Delegation follows a straightforward pipeline. The orchestrator decides a task is better handled by a specialist, calls the delegate_agent tool, and waits for the result. The agent runs in isolation and returns a single text result that the orchestrator incorporates into its response.

Delegation flow

typescript
// 1. Orchestrator calls the delegate_agent tool
const result = await delegate_agent({
  agent: "researcher",
  task: "Summarise the latest developments in quantum error correction, citing primary sources published after 2023.",
});

// 2. tool-impl.ts routes delegate_agent to the agents BullMQ queue
await agentsQueue.add("delegate", {
  agentName: "researcher",
  task: result.task,
  channelId: ctx.channelId,
});

// 3. Agent worker picks up the job, runs the agent's own prompt + model
//    The agent may call its configured tools in a loop up to maxIterations

// 4. Worker resolves the job with the agent's final text result
// 5. Orchestrator receives the result and incorporates it into the response

Step-by-step

  1. The main orchestrator receives a user message and decides — based on the agent's description — that a specialist is the right tool for the job.
  2. It calls delegate_agent with the agent name and a task description string.
  3. tool-impl.ts intercepts the call and adds a job to the BullMQ agents queue instead of running it locally.
  4. An agent worker (concurrency 3) picks up the job. It loads the agent's runtime config from Redis and reads the agent's AGENT.md from disk to build the system prompt, selects the agent's model, and starts an isolated LLM loop.
  5. The agent calls its permitted tools as many times as needed, up to maxIterations.
  6. When the agent produces a final answer, the worker resolves the BullMQ job with the result text.
  7. The orchestrator receives the result as the return value of the delegate_agent tool call and incorporates it into the final response sent to the user.
Shared memory

Agents share the same memory system as the main orchestrator. They can call memory_store to store findings and memory_search to retrieve past context — the same SQLite + sqlite-vec store used everywhere. Facts an agent discovers are immediately available to the orchestrator and to future agents.

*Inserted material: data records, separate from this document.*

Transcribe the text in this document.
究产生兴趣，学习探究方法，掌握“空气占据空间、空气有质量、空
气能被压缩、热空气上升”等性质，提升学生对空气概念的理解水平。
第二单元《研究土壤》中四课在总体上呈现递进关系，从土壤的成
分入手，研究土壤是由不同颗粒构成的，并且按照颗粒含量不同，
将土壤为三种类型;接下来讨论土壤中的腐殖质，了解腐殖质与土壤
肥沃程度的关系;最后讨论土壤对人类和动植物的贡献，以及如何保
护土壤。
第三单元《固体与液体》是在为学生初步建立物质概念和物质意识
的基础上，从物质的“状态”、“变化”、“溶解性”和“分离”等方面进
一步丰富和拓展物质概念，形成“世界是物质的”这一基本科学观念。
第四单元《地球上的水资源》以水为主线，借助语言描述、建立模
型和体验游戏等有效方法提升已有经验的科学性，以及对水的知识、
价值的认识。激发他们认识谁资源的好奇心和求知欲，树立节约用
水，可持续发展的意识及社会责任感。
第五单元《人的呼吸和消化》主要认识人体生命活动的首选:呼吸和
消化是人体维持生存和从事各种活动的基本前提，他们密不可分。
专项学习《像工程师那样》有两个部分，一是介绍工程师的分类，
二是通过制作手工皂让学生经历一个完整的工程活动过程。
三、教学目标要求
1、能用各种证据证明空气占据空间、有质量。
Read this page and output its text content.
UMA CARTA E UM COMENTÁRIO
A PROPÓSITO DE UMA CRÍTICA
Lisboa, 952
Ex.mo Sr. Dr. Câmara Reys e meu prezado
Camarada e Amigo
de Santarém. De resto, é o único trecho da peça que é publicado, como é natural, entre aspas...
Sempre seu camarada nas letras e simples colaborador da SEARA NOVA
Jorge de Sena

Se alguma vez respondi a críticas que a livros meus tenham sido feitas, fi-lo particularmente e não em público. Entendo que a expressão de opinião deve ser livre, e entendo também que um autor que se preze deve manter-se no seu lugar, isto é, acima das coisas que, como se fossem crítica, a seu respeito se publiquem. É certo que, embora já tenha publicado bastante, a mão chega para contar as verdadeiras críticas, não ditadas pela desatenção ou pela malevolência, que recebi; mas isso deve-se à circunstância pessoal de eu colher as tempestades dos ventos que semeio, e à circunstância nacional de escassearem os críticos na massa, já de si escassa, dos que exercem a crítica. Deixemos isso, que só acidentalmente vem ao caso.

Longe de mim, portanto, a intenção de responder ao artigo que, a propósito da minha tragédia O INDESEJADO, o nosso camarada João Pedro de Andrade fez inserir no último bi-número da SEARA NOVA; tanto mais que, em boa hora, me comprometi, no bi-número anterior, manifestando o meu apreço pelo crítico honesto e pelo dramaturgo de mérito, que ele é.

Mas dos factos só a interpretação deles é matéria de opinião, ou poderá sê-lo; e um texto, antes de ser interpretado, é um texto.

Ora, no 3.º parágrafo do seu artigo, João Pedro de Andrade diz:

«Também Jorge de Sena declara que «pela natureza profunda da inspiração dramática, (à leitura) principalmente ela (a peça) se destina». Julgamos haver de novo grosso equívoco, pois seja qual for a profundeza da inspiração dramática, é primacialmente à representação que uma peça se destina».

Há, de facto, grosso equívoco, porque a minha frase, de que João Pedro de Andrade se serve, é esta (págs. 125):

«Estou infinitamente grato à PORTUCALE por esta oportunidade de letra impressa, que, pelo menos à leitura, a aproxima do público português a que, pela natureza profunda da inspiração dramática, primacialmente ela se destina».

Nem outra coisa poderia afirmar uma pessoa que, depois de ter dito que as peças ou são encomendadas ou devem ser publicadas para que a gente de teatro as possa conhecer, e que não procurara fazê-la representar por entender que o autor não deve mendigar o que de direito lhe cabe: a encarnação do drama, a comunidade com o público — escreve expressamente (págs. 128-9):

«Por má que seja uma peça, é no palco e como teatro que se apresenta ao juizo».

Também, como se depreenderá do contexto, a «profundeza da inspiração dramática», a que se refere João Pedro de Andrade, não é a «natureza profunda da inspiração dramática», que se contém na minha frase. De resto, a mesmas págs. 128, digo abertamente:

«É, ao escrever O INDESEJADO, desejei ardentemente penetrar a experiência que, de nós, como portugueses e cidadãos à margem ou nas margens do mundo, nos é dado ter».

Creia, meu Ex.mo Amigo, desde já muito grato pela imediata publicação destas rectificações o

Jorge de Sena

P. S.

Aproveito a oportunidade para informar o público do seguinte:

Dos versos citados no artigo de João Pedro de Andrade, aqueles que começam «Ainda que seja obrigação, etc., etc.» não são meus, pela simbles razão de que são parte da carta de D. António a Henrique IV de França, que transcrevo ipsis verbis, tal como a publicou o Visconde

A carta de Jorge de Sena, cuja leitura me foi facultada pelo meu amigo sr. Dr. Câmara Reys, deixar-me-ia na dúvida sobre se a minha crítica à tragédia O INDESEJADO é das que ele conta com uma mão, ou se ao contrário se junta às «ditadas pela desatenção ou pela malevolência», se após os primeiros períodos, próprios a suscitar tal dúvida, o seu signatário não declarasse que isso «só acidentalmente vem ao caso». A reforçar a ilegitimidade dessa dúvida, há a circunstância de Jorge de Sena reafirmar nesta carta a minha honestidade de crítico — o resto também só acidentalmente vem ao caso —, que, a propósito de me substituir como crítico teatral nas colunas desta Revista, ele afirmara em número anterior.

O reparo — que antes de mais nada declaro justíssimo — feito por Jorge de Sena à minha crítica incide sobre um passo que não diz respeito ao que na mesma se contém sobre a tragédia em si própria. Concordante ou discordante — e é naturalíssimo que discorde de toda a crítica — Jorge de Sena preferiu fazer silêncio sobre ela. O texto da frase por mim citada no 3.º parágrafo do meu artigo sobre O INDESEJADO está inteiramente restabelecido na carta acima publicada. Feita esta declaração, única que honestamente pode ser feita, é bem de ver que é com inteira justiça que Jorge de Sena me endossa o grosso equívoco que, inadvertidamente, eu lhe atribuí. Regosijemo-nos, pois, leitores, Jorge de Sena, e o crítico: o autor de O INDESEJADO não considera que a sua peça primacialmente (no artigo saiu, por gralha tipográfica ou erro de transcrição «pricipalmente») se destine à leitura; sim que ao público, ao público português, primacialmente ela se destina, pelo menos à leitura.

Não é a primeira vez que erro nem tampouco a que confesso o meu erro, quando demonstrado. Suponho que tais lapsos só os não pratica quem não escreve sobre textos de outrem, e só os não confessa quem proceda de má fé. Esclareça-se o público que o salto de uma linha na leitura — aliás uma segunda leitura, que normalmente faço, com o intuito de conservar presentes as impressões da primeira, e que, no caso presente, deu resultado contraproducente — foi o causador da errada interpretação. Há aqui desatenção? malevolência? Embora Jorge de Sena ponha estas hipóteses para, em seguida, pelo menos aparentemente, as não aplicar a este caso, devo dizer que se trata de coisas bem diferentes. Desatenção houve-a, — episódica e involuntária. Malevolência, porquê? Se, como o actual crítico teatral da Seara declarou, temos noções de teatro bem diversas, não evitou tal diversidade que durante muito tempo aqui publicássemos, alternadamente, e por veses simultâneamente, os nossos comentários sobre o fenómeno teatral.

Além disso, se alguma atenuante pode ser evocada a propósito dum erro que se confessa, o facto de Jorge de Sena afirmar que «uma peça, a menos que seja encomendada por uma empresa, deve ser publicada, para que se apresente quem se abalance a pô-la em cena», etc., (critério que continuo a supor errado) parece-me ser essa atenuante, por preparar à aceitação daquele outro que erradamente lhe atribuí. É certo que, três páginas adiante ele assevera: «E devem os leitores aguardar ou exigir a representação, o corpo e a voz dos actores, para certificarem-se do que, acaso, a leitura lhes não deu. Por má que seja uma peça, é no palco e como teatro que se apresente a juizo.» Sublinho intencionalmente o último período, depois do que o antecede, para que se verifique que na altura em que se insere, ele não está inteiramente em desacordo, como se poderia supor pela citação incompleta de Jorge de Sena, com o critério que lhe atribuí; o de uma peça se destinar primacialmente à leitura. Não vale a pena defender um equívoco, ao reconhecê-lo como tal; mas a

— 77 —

Example: research delegation

json
// What the orchestrator sends to the agents queue
{
  "agentName": "researcher",
  "task": "Find the current price of Brent crude and summarise the three most recent analyst forecasts.",
  "channelId": "telegram:123456789"
}

// What the agent returns after running web_search + fetch_url in a loop
{
  "result": "Brent crude is trading at $82.40/bbl as of 2026-02-24. Goldman Sachs forecasts $85 by Q3 citing supply tightening; JPMorgan holds $78 on demand softness; BofA sees $80 as the 12-month base case.",
  "iterations": 4,
  "durationMs": 9420
}
Write tight task strings

The task string you pass to delegate_agent is the only instruction the agent receives beyond its own system prompt. Make it specific: include scope, desired format, and any constraints. Vague tasks produce vague results, and the orchestrator cannot course-correct mid-run.